Por supuesto que nos referiremos y estudiaremos distopías literarias, como también citaremos algunas series de televisión, cuestión que nos permitirá reconstruir mejor determinados contextos culturales. El objetivo principal será analizar qué debates activa el fenómeno distópico y cómo lo hace a través de una cronología y una evolución que puede entenderse mejor, creemos, tomando el cine como eje central. De ahí que insistamos a lo largo de las páginas en la expresión “pensamiento distópico”, que es una manera de designar un impulso que atraviesa la ciencia ficción a través de las décadas.
El pensamiento abstracto es, en ocasiones, un proceso de deambulación, de visitas repetidas, entradas y salidas en las mismas habitaciones en días distintos. Así está pensado este texto que, no obstante, pretende huir por completo de oscurantismos teóricos y filosóficos, y que buscará de manera recurrente un apoyo textual a las afirmaciones que contiene.

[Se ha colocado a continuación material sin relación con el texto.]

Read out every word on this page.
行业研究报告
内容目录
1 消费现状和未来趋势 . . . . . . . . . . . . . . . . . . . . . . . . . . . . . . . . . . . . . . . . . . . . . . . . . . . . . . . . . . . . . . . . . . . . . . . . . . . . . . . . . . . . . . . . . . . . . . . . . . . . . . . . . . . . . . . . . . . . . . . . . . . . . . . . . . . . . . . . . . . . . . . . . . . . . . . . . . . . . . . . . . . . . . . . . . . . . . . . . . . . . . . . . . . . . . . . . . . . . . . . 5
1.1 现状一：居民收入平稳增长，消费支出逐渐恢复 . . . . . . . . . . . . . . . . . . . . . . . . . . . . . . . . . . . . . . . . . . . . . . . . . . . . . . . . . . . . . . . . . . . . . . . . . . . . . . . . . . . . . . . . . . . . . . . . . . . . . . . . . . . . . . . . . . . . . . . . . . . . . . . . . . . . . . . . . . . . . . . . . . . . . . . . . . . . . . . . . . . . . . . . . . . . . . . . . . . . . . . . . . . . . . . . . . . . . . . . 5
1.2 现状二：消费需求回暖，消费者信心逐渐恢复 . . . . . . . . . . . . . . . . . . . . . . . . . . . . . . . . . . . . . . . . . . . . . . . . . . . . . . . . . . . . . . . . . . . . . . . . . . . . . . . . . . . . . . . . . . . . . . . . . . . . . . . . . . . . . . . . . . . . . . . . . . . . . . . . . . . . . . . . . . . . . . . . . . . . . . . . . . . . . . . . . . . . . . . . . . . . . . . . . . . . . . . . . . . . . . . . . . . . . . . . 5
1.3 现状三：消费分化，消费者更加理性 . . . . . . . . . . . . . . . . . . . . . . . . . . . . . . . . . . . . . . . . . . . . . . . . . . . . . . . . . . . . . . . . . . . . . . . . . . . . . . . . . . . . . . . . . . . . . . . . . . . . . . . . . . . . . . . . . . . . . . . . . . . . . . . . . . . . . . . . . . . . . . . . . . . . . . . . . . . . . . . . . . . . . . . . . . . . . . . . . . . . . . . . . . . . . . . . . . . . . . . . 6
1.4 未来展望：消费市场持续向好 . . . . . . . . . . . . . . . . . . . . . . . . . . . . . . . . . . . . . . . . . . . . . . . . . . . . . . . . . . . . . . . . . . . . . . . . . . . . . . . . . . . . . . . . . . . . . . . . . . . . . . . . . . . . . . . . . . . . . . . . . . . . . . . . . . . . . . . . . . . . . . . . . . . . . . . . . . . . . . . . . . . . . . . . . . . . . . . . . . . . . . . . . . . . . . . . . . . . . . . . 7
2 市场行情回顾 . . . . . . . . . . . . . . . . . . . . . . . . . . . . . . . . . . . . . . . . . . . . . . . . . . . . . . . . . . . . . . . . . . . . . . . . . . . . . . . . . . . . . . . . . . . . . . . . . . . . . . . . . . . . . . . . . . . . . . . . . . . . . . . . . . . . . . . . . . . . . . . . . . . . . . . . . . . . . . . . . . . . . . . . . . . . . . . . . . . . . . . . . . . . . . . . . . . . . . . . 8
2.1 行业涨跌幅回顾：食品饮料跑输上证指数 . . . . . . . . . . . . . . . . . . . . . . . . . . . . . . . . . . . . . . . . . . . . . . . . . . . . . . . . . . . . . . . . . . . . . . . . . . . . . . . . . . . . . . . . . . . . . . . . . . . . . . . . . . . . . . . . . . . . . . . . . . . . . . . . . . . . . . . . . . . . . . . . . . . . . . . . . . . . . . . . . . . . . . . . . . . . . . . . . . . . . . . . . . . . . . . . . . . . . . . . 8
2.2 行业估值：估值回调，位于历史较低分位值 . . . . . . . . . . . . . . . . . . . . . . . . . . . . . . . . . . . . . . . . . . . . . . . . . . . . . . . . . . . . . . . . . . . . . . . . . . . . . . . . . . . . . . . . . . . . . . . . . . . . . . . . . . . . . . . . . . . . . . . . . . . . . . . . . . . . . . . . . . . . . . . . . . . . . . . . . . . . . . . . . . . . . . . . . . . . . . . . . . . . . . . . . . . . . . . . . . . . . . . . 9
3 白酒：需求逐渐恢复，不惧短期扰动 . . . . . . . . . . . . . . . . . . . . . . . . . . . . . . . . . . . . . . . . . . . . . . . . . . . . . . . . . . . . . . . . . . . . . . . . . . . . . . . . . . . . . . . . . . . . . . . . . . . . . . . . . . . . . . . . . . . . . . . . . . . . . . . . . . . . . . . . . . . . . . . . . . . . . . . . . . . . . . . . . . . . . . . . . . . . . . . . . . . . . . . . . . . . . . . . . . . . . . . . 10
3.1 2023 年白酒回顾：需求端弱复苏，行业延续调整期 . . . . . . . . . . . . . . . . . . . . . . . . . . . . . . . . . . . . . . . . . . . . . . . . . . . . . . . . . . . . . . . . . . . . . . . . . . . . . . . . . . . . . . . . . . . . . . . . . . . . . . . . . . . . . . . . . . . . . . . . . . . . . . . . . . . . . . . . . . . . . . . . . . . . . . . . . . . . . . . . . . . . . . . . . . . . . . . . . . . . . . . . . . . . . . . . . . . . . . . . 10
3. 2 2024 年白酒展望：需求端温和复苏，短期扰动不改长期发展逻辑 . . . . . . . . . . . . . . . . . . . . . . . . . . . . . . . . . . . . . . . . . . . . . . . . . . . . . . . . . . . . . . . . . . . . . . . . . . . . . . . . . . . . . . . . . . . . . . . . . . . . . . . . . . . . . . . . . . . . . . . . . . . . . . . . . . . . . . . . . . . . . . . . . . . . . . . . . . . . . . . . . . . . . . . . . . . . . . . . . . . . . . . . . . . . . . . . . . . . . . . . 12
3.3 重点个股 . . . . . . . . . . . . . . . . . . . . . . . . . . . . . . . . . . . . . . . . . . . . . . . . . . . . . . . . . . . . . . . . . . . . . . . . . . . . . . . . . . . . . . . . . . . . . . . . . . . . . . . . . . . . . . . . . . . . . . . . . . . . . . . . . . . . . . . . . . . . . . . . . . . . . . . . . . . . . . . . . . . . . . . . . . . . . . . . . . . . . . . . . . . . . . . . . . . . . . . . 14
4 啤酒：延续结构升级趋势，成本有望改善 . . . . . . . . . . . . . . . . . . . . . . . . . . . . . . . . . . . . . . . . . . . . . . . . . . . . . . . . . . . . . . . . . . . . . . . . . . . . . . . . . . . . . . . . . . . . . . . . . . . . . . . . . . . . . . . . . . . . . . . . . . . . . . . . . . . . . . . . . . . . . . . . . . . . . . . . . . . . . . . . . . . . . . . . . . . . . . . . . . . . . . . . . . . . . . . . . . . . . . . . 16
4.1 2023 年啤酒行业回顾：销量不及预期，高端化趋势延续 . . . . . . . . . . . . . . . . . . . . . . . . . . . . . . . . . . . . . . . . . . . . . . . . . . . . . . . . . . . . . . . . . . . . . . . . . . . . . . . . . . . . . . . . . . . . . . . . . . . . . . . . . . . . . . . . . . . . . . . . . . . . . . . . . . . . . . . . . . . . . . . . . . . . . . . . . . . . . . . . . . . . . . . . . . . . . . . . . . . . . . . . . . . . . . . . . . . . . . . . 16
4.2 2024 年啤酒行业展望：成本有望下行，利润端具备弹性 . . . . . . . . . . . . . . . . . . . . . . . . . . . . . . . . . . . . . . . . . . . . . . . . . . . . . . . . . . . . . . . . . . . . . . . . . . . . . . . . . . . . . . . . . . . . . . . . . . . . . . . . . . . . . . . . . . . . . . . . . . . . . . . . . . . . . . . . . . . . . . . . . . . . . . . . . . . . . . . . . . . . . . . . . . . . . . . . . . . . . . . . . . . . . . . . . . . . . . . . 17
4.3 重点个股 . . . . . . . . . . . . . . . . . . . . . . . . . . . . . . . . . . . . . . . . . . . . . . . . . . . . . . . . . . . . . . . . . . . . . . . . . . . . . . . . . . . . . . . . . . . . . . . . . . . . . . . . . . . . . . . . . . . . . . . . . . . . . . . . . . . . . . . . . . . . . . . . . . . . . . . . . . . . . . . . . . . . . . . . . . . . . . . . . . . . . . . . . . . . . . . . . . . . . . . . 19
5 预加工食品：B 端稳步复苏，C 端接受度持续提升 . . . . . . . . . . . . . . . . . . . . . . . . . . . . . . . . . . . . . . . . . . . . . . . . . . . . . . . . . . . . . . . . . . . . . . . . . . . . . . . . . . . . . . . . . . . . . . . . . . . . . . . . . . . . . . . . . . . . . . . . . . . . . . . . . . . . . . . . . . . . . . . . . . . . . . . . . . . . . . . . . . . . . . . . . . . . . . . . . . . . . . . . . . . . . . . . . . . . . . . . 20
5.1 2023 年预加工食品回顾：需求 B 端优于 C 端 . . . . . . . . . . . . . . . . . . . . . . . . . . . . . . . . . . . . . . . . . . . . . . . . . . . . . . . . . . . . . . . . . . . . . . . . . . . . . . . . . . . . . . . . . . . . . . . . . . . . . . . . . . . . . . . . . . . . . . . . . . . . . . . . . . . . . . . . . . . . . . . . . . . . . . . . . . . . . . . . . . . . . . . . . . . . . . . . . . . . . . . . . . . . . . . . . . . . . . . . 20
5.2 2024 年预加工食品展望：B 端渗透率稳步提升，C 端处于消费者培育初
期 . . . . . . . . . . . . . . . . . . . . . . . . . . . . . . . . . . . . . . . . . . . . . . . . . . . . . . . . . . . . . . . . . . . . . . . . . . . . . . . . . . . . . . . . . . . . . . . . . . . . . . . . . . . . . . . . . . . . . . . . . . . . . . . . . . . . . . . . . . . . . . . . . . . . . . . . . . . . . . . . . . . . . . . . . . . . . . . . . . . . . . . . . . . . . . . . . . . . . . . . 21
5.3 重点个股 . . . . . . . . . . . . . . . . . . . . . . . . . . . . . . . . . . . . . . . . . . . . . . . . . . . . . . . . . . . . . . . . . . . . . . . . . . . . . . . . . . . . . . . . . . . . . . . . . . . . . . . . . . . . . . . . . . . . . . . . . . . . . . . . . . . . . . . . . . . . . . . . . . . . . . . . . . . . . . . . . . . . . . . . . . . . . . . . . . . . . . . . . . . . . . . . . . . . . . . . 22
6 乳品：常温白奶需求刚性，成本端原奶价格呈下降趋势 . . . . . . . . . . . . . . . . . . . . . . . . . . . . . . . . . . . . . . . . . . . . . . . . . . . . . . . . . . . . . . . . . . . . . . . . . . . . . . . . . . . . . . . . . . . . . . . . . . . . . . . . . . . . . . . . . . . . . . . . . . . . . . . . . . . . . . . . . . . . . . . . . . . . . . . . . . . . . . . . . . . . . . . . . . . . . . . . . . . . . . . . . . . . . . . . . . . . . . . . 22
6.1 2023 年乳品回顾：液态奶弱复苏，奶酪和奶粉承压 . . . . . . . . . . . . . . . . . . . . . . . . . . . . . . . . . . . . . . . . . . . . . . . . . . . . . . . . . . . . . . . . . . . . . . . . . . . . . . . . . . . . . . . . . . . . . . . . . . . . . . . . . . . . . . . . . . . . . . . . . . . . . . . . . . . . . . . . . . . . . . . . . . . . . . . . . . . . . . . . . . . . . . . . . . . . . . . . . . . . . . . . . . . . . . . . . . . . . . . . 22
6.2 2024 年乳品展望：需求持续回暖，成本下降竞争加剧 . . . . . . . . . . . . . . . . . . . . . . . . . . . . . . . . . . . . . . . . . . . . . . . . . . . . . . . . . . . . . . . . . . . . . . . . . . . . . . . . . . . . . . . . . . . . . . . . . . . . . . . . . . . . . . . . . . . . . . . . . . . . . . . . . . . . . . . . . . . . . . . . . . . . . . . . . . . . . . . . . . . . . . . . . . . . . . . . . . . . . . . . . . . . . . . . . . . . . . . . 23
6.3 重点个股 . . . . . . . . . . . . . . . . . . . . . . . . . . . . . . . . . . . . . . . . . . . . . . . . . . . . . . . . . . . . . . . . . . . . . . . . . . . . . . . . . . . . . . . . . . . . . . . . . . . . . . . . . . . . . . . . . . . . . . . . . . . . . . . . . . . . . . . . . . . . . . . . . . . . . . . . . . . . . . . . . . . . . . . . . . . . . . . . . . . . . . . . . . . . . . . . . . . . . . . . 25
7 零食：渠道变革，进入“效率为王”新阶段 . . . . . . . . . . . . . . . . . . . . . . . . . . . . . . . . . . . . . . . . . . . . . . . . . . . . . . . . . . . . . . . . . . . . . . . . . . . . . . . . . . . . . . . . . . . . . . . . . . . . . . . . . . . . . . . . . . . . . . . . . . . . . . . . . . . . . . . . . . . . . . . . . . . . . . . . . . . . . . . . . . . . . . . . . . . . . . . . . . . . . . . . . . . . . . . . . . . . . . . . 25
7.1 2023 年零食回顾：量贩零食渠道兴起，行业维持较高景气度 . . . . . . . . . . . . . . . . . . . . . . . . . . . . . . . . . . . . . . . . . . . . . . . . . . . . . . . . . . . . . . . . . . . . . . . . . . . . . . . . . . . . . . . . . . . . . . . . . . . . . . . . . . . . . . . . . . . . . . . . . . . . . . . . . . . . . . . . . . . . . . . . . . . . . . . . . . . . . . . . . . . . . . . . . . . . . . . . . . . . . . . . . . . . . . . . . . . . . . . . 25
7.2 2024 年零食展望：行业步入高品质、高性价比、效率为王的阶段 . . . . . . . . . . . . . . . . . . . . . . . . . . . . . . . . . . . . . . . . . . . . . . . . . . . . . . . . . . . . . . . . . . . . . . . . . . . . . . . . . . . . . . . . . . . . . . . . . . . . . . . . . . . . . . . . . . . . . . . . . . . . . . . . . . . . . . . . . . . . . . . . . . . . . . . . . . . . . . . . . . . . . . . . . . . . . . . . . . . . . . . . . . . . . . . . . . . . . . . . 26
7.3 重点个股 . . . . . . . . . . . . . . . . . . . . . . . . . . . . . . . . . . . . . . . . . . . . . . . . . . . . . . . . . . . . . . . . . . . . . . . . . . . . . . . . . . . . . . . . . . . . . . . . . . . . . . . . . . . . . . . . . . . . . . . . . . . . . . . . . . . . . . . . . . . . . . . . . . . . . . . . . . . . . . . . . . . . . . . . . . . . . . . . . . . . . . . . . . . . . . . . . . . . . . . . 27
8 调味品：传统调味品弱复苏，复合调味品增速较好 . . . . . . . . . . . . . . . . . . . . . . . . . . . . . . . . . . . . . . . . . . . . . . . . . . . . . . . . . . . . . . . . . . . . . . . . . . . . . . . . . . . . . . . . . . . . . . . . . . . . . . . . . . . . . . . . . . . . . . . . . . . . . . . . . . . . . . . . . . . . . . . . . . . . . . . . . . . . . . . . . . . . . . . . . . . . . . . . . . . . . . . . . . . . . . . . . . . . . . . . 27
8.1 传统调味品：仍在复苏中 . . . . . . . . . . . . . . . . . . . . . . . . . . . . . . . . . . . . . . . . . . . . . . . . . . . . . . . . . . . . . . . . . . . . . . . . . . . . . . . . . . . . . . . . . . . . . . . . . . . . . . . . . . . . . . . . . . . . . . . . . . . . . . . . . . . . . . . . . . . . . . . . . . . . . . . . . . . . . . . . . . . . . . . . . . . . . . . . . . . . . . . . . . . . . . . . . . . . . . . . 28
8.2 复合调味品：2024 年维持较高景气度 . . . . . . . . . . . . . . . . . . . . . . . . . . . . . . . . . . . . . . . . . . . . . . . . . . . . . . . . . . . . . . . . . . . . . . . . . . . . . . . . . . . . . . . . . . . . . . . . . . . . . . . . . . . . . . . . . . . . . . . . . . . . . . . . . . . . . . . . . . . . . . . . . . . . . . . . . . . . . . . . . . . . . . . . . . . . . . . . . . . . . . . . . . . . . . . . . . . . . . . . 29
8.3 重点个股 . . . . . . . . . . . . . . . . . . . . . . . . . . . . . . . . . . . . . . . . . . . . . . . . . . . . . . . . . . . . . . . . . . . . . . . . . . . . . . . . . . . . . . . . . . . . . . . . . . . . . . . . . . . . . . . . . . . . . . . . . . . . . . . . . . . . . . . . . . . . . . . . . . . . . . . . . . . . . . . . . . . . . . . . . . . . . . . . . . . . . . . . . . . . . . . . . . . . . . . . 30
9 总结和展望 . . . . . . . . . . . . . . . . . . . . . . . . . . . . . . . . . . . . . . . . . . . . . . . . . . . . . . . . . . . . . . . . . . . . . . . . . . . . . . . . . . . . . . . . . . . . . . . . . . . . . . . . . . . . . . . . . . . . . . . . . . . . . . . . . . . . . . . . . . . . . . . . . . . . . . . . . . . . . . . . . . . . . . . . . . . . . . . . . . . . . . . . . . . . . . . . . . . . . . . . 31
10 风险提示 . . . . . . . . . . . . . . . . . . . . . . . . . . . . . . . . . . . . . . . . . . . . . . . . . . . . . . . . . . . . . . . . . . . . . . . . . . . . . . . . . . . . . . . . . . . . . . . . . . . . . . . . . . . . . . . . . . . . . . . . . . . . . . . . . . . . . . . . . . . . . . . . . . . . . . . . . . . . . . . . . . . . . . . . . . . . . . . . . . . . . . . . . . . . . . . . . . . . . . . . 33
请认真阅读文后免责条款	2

La primera vez que escribí un texto largo sobre las distopías era más joven, más imprudente, intelectualmente hablando, pero no necesariamente más entusiasta ni más curioso que ahora. Mi gusto por este género reside en la posibilidad de entrecruzar lecturas de muchos ámbitos para intentar arrojar algo de luz sobre el fenómeno o, mejor dicho, luces de colores algo diferentes a las provenientes de excelentes estudios y autores que han precedido mi esfuerzo. Afortunadamente puedo aprovechar mejor ahora ese legado que hace quince años. De ahí que este texto tenga un aparato de notas que no he querido en modo alguno aligerar ni resumir, para que así pueda, al menos, seguirse la historia intelectual que ha forjado el libro que el lector tiene entre manos. Que al menos pueda encontrarse en esta reflexión ese mérito, si otro no cupiera entre sus párrafos.